Kundnani he said a Politico that, in addition to influencing domestic politics, the far right is also influencing the European Union.

Although Hungary and Poland opposed the recent pact on the reform of the Dublin regulation, this same pact accepted many of the requests made by the Italian Prime Minister Giorgia Meloni, which most international newspapers place explicitly and easily in the area of ‘extreme right. It is an unambitious reform which, in fact, restricts the rights of migrant people. Furthermore, about a month ago, Giorgia Meloni had returned to Tunisia just under a week after her last official visit to ensure that the Tunisian government collaborated more in blocking the departures of migrants and asylum seekers.
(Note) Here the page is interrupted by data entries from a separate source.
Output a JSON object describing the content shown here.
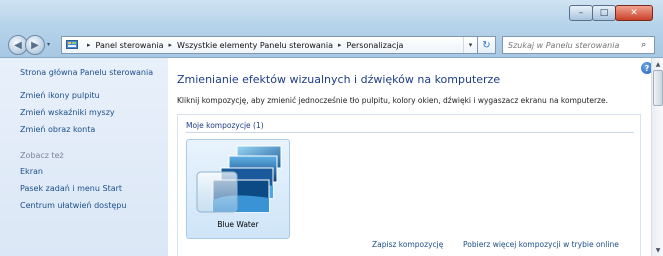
{
  "window": {
    "controls": {
      "minimize": "–",
      "maximize": "□",
      "close": "✕"
    }
  },
  "nav": {
    "back_icon": "back-arrow-icon",
    "forward_icon": "forward-arrow-icon",
    "dropdown_icon": "chevron-down-icon"
  },
  "address": {
    "icon": "control-panel-icon",
    "crumbs": [
      "Panel sterowania",
      "Wszystkie elementy Panelu sterowania",
      "Personalizacja"
    ],
    "separator": "▸",
    "dropdown": "▾",
    "refresh": "↻"
  },
  "search": {
    "placeholder": "Szukaj w Panelu sterowania",
    "icon": "⌕"
  },
  "sidebar": {
    "home": "Strona główna Panelu sterowania",
    "tasks": [
      "Zmień ikony pulpitu",
      "Zmień wskaźniki myszy",
      "Zmień obraz konta"
    ],
    "see_also_heading": "Zobacz też",
    "see_also": [
      "Ekran",
      "Pasek zadań i menu Start",
      "Centrum ułatwień dostępu"
    ]
  },
  "main": {
    "help_icon": "?",
    "title": "Zmienianie efektów wizualnych i dźwięków na komputerze",
    "description": "Kliknij kompozycję, aby zmienić jednocześnie tło pulpitu, kolory okien, dźwięki i wygaszacz ekranu na komputerze.",
    "section_header": "Moje kompozycje (1)",
    "themes": [
      {
        "name": "Blue Water"
      }
    ],
    "links": {
      "save": "Zapisz kompozycję",
      "more": "Pobierz więcej kompozycji w trybie online"
    }
  },
  "colors": {
    "accent_title": "#1e3d87",
    "link": "#1b4f8a",
    "sidebar_bg": "#dbe7f6"
  },
  "scrollbar": {
    "up": "▲",
    "down": "▼"
  }
}
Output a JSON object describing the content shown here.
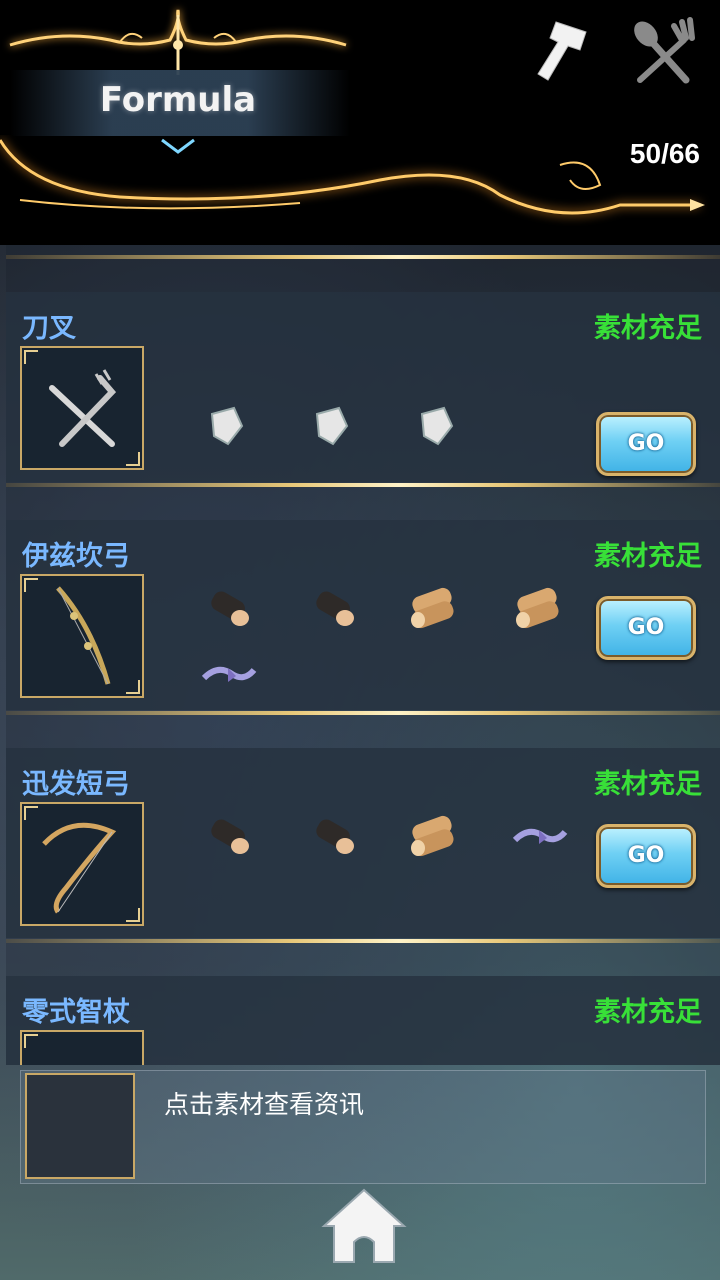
{
  "header": {
    "title": "Formula",
    "count": "50/66"
  },
  "toolbar": {
    "smith_icon": "hammer-icon",
    "cook_icon": "fork-spoon-icon"
  },
  "recipes": [
    {
      "name": "刀叉",
      "status": "素材充足",
      "go": "GO",
      "materials": [
        "crystal-shard-icon",
        "crystal-shard-icon",
        "crystal-shard-icon"
      ]
    },
    {
      "name": "伊兹坎弓",
      "status": "素材充足",
      "go": "GO",
      "materials": [
        "dark-log-icon",
        "dark-log-icon",
        "wood-logs-icon",
        "wood-logs-icon",
        "ribbon-icon"
      ]
    },
    {
      "name": "迅发短弓",
      "status": "素材充足",
      "go": "GO",
      "materials": [
        "dark-log-icon",
        "dark-log-icon",
        "wood-logs-icon",
        "ribbon-icon"
      ]
    },
    {
      "name": "零式智杖",
      "status": "素材充足"
    }
  ],
  "info": {
    "text": "点击素材查看资讯"
  },
  "colors": {
    "name": "#7ab8ff",
    "status": "#38e038",
    "gold": "#e8c879",
    "go": "#6fd0f4"
  }
}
Also with her were the president of the European Commission, Ursula von der Leyen, and the prime minister of the Netherlands, Mark Rutte, of the centre-right: “A show of inter-party unity”, he said commented Kundnani.

Another proof of the convergence between centre, centre-right and far-right is, according to Kundnani, the fact that Ursula von der Leyen’s European Commission has created a subcommittee for the Promotion of the European way of life, currently occupied by the Greek Margaritis Schinas, of New Democracy: «That commissioner’s job is basically to keep migrants out. And the existence of that place highlights that migration is no longer treated as a complicated political problem, but rather as a direct threat to the European way of life”.